Bank Accounts Filled With Cash Are Opening Without Consent At One of America’s Largest Banks: Report

Dozens of people say unauthorized accounts in their name are being opened at one of America’s largest banks – with mysterious deposits showing up in some.

One Arkansas man in particular says someone opened an account in his name at Wells Fargo and deposited thousands of dollars, NBC reports.

Jay Patterson of Little Rock says an unknown entity opened an account under his name using partially correct information. His name, address and social security number were accurate, while his date of birth, email and drivers license details were wrong. Yet thousands of dollars still flowed into the account before it was shut down.

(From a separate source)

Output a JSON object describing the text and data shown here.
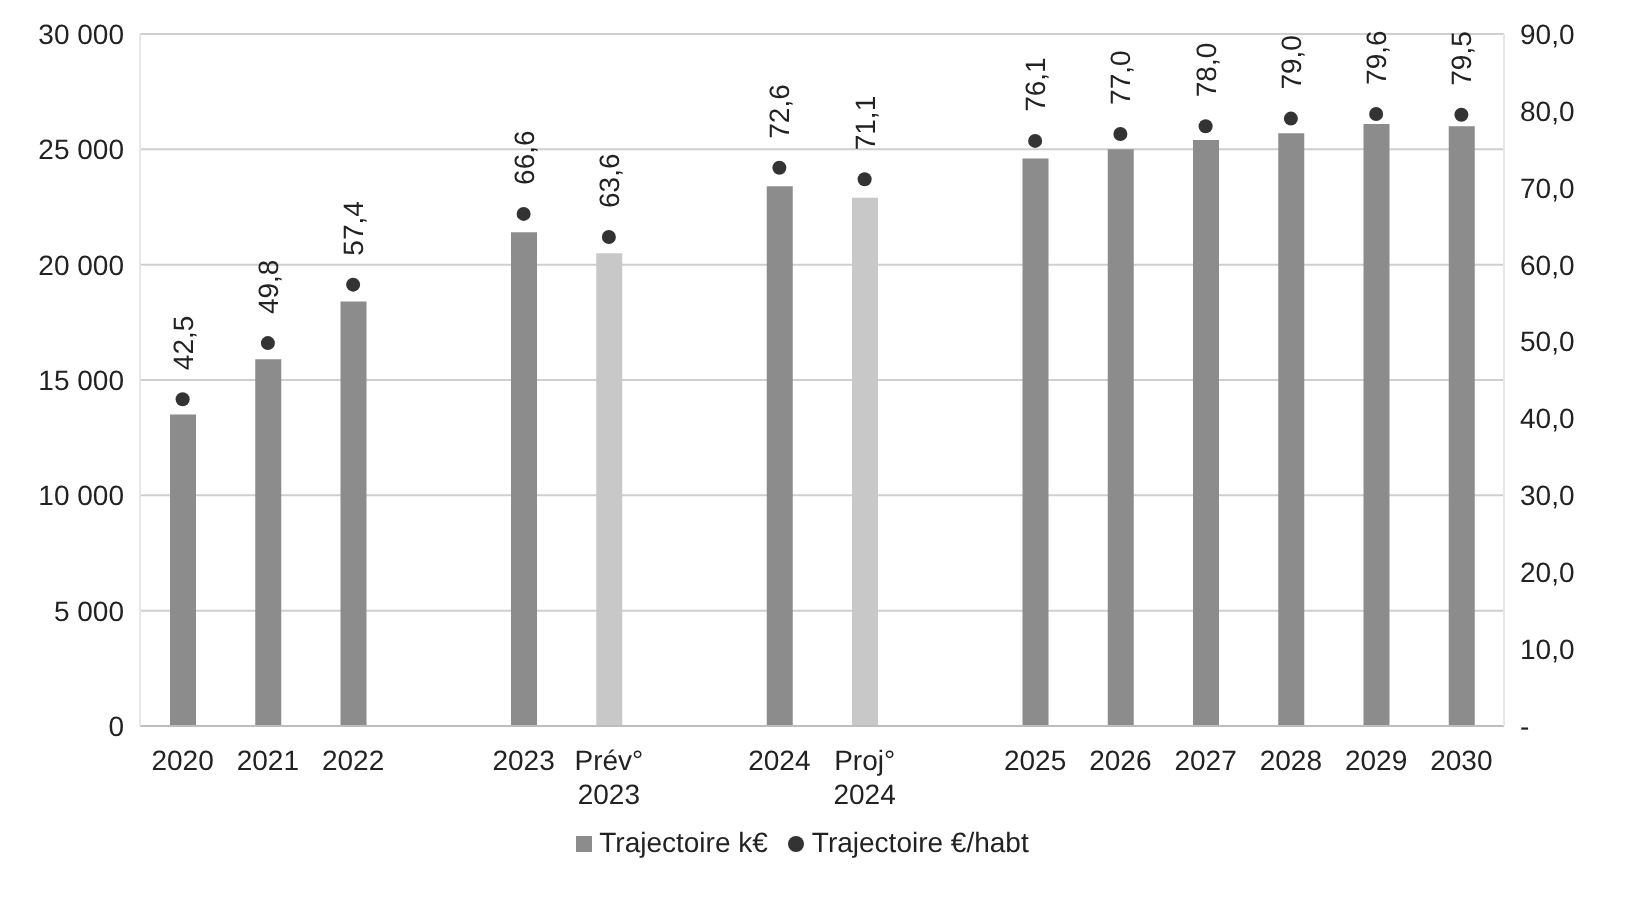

Patterson has never been a Wells Fargo customer and says he has never given the bank access to his personal data. He also says that Wells Fargo was initially reluctant to address the incident.

“Wells Fargo would not tell me anything about this account – when it was opened, who opened it, what kind of money went through it… They did acknowledge it was fraud in a letter a few weeks later.”

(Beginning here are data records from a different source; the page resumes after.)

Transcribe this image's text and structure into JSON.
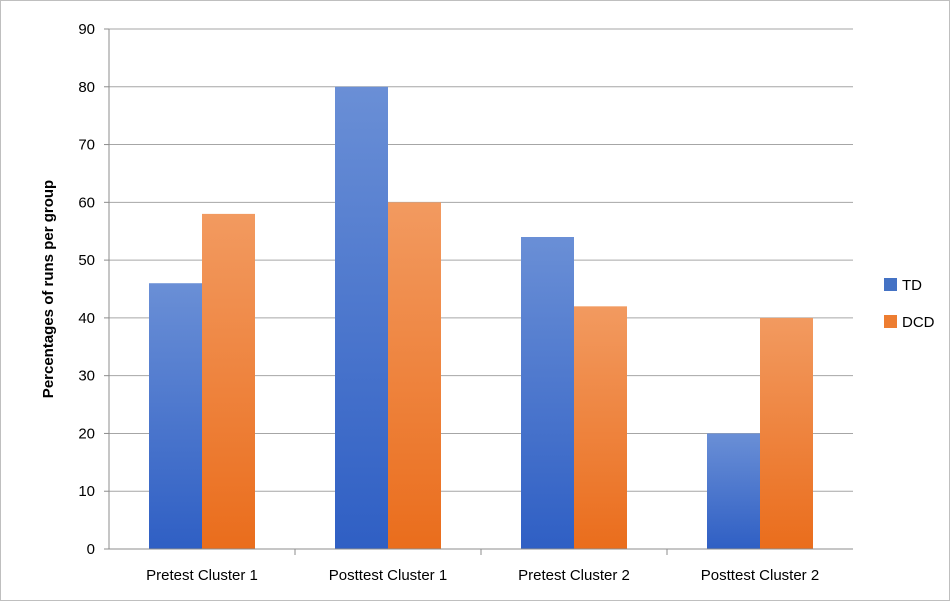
{
  "chart_data": {
    "type": "bar",
    "title": "",
    "xlabel": "",
    "ylabel": "Percentages of runs per group",
    "ylim": [
      0,
      90
    ],
    "y_ticks": [
      0,
      10,
      20,
      30,
      40,
      50,
      60,
      70,
      80,
      90
    ],
    "grid": true,
    "legend_position": "right",
    "categories": [
      "Pretest Cluster 1",
      "Posttest Cluster 1",
      "Pretest Cluster 2",
      "Posttest Cluster 2"
    ],
    "series": [
      {
        "name": "TD",
        "values": [
          46,
          80,
          54,
          20
        ],
        "color_top": "#6a8fd6",
        "color_bottom": "#2f5fc4",
        "legend_color": "#4472c4"
      },
      {
        "name": "DCD",
        "values": [
          58,
          60,
          42,
          40
        ],
        "color_top": "#f29a60",
        "color_bottom": "#ea6d1c",
        "legend_color": "#ed7d31"
      }
    ]
  }
}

Records show Patterson’s predicament is not a one-off.

“Other consumers, in public complaints to regulators, have detailed similarly mysterious Wells Fargo bank accounts, raising fresh questions, experts say, about compliance and risk management at a bank that has been rocked by scandals in recent years.”

Patterson appears to be a victim of synthetic identity fraud, when some uses a combination of real and bogus personal information to create bank accounts that can then be used to launder money or commit other financial crimes.

Wells Fargo says it is constantly working to prevent fraud and criminal acts.

“Wells Fargo invests hundreds of millions of dollars annually to fight fraud and strengthen our ability to quickly combat against criminal behavior… When we learn of fraudulent activity, we take action and work to ensure there’s no harm to the consumer.”

In December, Wells Fargo agreed to pay the CFPB a record $3.7 billion fine for illegally freezing customer accounts, charging unlawful fees, opening customer accounts without permission and improperly seizing vehicles.